町田康『つるつるの壷』というエッセイ集にあった、吉本ばなな『ハネムーン』の解説文。
町田康は、たまーーーーーーーーーーに、こういうことを書くから好きだ。おそらく、たまーーーーーーーーーーーーーーーーーーーーーーーーーーーーーーーーーにこういうことを考えるのではないだろうか。たぶんそれ以外は、うどんの種類を悩んでいると思う。
しかし、彼が芥川賞を取ったのはきっと、「こういうこと」が常に彼の作品の底の底に流れていることが、偉い作家さんには見えるからなのだろう。私がこのひとを好きなのも、同じ理由なのだと気付く。
町田康が、CDが売れなかった、と言っても別段誰も心配しない。町田康が、女性と別れたと言ったところで、きっと噂をする人はいないと思う(私はすぐ結婚するけど)。たとえば柳美里やトム・ヨークや、尾崎豊やあるいは、敢えて言うなら松尾スズキのそれに比べて、なんと彼の人生は気楽そうに、どうでもよさそうに、おふざけにみえることであろうか。そしてさらに怖いのは、彼はそれを大まじめに行っているだろうということ。彼は真剣に、うどんを食べている。
舞城王太郎は、『ファウスト』あたりでエッセイを書かないのだろうか。ぶっこわれてる、個性的、技巧的といわれる町田康が、実はこんなにまっすぐで力強く、うねりのある文章を書けるという実力がはっきり示されたように、いつもはぐらかされたように感じる舞城氏のたまーーーーーーーーーーーーにな部分を見てみたいと思ってしまうのは欲張りというものであろうか。
好きなひととその恋人は巴里に旅立ち、私はその後を追ってなぜか東京タワーにいる。
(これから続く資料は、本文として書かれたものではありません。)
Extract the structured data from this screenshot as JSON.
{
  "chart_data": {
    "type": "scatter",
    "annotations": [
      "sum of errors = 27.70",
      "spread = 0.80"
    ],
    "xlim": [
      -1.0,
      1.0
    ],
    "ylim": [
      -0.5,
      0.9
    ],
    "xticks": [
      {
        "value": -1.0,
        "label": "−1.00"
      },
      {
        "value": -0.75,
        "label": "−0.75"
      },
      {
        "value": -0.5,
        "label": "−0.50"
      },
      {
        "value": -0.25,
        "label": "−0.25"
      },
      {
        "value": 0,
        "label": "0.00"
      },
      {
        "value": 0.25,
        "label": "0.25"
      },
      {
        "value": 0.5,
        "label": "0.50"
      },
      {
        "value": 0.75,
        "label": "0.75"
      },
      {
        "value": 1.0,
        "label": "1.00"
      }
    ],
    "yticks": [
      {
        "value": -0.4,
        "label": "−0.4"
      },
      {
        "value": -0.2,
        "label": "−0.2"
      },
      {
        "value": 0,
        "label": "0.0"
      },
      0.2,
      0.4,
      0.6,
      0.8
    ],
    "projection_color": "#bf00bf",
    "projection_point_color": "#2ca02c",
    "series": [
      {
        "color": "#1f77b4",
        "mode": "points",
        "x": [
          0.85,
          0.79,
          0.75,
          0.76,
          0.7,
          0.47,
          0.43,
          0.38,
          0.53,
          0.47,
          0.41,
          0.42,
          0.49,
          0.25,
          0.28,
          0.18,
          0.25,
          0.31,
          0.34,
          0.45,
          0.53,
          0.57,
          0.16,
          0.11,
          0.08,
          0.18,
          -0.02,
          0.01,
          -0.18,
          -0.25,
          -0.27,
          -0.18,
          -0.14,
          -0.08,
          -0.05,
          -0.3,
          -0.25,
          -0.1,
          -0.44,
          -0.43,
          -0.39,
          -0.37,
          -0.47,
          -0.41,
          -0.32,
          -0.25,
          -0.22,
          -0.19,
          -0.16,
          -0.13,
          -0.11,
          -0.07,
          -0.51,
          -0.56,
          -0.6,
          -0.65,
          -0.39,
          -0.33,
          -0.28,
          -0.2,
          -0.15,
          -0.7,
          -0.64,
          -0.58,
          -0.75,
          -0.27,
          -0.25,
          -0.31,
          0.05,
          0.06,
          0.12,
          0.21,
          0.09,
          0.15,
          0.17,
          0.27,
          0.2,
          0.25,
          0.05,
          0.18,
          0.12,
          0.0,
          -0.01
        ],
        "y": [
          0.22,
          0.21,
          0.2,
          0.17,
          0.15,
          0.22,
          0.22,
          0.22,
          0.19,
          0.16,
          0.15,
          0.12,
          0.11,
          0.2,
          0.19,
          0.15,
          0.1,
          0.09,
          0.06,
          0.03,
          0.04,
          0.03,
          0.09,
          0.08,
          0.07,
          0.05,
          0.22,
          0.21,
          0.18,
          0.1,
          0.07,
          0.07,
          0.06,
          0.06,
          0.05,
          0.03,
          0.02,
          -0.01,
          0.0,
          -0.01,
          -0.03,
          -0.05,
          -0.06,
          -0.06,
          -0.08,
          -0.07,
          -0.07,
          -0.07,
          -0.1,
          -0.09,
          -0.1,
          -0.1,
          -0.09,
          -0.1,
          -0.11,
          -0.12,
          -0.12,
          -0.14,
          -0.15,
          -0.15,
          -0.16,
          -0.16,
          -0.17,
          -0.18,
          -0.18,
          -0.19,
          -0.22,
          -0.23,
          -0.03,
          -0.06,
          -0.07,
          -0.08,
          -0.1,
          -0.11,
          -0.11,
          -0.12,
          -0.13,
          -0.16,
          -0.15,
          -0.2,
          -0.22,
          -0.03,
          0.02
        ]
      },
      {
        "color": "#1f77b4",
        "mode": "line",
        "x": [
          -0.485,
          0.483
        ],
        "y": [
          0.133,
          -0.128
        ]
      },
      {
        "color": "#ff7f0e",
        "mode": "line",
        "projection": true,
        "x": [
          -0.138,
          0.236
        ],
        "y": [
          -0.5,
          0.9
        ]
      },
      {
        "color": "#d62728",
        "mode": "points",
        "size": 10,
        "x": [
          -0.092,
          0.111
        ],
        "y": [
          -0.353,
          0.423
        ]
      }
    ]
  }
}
そんな夢を、夜明けに見た。とても不愉快な気持ちになった。腹痛。
4月30日 お友達が六本木ヒルズのコミケ(?)に出展するというので見に行く。辛酸なめ子先生が間近にいた。可愛かった。
5月1日 中学時代の友達が泊まりに来る。サクラヤのデジカメ売り場のお兄さんに、「初恋の人に似ている」と言われた。ジュンク堂で何冊か買い、大塚英志のトークセッションを予約した。近所のあおい書店はなかなかの品揃えであることに気付く。
夜、買ってきた西原理恵子の『毎日かあさん』でわんわん泣き、鼻水が垂れ、目が腫れた。